瞳の中にはその人の感情が宿っている。私は幼い頃からその感情に色がついて見えた。
だから昔から人の目をじっと見る癖があってよく叱られた。
「あの人、赤い!怒ってる!!…あの人は黄色!楽しいんだって!あの人は〜。」
そんなふうに人を観察しながら街を歩くからよく母に「やめなさい!…気味悪い。」と言われた。
母の目は赤と紫が混じったようなドロドロした色をしていた。

それ以来、私はずっとこの能力を隠しながら生きて、いつの間にか大人になった。
恋人もできたが言えずにいた。
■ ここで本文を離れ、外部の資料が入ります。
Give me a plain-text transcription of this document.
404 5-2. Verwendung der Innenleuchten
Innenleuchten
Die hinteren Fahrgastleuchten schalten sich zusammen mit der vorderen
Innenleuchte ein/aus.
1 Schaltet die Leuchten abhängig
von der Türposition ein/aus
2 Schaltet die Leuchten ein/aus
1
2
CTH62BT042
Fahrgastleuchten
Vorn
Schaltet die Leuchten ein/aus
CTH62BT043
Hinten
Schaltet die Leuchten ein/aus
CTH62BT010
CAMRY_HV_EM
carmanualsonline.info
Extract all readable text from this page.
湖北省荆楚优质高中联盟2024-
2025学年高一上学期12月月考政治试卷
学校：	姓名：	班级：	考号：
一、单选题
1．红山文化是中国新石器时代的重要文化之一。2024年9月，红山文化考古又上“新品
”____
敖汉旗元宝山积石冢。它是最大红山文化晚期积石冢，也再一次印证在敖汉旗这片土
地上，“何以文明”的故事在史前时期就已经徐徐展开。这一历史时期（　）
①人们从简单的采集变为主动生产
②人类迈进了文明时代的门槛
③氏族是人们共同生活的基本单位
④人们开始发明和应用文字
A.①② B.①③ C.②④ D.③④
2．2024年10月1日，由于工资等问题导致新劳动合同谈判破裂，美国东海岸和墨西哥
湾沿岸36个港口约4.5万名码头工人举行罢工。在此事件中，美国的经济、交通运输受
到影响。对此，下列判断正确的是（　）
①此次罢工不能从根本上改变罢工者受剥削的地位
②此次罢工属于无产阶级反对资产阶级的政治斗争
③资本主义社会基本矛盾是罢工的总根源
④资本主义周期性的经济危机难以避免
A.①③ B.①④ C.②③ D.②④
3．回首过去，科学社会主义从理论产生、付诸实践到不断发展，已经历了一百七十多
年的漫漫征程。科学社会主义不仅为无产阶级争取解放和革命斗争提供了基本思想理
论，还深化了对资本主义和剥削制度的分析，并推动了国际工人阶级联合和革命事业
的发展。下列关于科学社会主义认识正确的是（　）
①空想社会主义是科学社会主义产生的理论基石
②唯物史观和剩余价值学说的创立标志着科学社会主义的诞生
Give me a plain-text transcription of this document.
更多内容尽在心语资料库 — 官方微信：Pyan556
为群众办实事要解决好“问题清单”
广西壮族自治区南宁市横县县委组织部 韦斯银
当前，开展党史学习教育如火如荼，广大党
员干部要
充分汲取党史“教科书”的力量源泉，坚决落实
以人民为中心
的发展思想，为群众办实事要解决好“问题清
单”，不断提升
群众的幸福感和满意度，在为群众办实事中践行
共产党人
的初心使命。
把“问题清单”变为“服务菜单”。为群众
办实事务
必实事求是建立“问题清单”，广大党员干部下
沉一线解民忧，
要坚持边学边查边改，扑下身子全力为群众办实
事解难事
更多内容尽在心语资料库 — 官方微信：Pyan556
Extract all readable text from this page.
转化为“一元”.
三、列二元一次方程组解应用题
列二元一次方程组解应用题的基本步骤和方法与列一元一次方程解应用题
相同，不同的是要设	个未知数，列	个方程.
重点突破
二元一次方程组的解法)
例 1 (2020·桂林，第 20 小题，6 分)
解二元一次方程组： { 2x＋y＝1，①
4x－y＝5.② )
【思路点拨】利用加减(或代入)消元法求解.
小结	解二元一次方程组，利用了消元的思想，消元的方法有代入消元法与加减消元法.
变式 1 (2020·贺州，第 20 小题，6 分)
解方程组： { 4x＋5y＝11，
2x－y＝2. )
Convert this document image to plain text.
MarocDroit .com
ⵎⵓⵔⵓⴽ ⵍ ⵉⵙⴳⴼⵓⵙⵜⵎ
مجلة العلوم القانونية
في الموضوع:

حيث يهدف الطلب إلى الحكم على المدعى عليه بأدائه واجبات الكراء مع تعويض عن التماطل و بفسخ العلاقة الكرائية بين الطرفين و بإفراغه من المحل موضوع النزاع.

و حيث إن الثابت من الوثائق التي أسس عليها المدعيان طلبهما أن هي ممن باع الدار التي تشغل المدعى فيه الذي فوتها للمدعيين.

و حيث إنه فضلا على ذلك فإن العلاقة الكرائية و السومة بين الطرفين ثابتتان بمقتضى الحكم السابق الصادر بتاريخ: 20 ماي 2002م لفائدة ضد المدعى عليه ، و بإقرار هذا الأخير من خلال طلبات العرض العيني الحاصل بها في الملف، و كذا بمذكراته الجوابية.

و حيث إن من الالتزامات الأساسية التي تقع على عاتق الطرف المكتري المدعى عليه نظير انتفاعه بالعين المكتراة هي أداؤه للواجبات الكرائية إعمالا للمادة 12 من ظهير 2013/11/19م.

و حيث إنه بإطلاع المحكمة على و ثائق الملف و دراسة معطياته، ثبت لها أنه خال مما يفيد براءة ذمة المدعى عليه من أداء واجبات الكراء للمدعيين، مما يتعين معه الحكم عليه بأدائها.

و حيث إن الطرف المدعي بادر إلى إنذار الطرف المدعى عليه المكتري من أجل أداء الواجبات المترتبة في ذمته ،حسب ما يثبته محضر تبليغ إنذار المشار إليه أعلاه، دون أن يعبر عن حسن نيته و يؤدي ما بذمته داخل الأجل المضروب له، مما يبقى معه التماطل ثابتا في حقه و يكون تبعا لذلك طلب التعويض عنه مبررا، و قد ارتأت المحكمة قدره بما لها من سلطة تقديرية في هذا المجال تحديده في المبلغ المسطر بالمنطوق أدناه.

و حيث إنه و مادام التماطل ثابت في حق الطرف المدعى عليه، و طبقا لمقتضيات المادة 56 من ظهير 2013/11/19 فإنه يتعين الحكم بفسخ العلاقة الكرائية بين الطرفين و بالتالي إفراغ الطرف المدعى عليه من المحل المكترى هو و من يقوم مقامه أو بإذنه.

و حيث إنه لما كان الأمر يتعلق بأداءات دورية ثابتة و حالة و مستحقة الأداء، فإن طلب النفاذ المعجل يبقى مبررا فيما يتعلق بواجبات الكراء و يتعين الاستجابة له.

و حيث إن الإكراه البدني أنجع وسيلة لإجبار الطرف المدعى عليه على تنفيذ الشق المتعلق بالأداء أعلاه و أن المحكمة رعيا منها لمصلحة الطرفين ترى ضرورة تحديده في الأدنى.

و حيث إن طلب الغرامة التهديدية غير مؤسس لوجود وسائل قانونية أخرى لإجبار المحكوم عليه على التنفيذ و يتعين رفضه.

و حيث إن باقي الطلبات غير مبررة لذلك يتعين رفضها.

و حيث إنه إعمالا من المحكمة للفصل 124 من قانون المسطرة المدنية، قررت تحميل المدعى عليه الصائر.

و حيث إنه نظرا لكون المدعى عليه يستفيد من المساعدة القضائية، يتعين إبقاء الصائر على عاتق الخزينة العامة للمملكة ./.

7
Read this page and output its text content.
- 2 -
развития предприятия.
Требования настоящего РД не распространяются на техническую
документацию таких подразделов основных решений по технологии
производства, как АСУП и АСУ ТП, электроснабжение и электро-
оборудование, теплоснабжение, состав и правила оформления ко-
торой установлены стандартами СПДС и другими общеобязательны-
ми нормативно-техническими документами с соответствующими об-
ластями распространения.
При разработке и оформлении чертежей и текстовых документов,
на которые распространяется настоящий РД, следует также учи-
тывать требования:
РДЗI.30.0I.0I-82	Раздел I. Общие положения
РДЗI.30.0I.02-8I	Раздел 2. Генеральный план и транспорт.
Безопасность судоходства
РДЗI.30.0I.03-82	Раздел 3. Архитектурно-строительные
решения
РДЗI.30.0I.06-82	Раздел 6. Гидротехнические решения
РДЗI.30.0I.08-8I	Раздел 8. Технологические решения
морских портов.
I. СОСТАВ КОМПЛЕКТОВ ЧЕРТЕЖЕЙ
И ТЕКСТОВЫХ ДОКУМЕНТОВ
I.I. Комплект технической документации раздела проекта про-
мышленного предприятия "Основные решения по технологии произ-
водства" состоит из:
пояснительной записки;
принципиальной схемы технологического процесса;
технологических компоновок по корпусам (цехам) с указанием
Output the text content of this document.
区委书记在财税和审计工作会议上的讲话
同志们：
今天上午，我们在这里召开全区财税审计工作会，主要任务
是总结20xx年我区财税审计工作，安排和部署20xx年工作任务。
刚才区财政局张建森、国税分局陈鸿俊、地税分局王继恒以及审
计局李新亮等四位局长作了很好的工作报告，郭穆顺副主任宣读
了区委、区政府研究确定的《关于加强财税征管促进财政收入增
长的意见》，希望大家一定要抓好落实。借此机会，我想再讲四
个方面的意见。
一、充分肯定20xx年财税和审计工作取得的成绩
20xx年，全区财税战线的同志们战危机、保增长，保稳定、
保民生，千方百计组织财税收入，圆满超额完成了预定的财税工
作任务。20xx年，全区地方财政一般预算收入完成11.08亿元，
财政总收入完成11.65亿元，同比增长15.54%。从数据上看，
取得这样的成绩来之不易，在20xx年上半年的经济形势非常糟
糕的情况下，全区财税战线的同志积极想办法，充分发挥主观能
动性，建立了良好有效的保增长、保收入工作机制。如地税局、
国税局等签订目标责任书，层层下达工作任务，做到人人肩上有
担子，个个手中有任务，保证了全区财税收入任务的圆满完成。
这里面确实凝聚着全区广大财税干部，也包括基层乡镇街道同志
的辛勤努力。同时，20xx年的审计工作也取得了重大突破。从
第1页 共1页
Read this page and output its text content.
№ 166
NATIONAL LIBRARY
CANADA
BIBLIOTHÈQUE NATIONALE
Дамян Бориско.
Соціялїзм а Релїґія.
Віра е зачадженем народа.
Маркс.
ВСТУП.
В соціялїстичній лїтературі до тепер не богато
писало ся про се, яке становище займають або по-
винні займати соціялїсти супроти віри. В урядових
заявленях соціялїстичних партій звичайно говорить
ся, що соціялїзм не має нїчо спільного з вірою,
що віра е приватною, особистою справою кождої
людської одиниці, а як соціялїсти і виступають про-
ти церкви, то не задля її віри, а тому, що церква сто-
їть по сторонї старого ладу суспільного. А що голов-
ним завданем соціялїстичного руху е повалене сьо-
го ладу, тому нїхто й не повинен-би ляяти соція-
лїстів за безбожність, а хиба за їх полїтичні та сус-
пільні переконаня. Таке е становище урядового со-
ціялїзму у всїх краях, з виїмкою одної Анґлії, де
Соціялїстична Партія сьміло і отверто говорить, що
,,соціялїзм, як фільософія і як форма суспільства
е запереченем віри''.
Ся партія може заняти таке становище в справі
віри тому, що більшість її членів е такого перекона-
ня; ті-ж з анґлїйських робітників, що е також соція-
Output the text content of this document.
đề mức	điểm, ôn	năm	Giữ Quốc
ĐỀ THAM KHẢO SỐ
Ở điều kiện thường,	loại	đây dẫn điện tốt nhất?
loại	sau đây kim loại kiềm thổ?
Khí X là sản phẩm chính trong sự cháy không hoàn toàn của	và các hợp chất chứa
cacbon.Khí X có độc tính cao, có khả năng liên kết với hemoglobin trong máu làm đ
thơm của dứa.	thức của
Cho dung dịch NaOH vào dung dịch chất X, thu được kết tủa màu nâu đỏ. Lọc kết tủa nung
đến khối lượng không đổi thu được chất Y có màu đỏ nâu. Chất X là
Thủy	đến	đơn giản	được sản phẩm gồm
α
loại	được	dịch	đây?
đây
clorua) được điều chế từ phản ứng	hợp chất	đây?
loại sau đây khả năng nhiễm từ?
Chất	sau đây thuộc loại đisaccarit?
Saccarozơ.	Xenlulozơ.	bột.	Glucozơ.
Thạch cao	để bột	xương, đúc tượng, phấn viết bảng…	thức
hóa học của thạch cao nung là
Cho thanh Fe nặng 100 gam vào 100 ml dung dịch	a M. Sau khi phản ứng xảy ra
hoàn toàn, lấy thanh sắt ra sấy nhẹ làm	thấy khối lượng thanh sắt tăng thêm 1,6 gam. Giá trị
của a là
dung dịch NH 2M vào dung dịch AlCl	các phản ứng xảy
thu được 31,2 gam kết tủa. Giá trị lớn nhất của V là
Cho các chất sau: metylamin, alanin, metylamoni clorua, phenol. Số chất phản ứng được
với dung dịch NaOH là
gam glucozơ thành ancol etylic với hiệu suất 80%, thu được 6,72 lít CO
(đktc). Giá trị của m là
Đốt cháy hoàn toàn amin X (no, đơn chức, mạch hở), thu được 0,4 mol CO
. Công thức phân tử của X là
でも、彼に隠し事がある後ろめたさに耐えられなくなっていた。

そんなある日、彼とデートで喫茶店でお茶をしてると「なにか僕に言えないこと、ある?」その言葉にドキッとした。なんで、わかるんだろう。
「な、なんで?」おそるおそる尋ねる。
「…灰色だから。君の瞳。灰色に曇ってるから。」
下を向いていた私は思わずパッと顔をあげると彼と目が合った。
彼の目は曇りのないまっさらな透明の色が見えた。
「実は、僕、変な能力?みたいなのがあって目を見るとその人の感情の色がついて見えるんだ。……なんとなく、君も同じなんじゃないかなって思ってたけど、そうだったんだね?」
私は口を開かないかわりに彼の目を見つめた。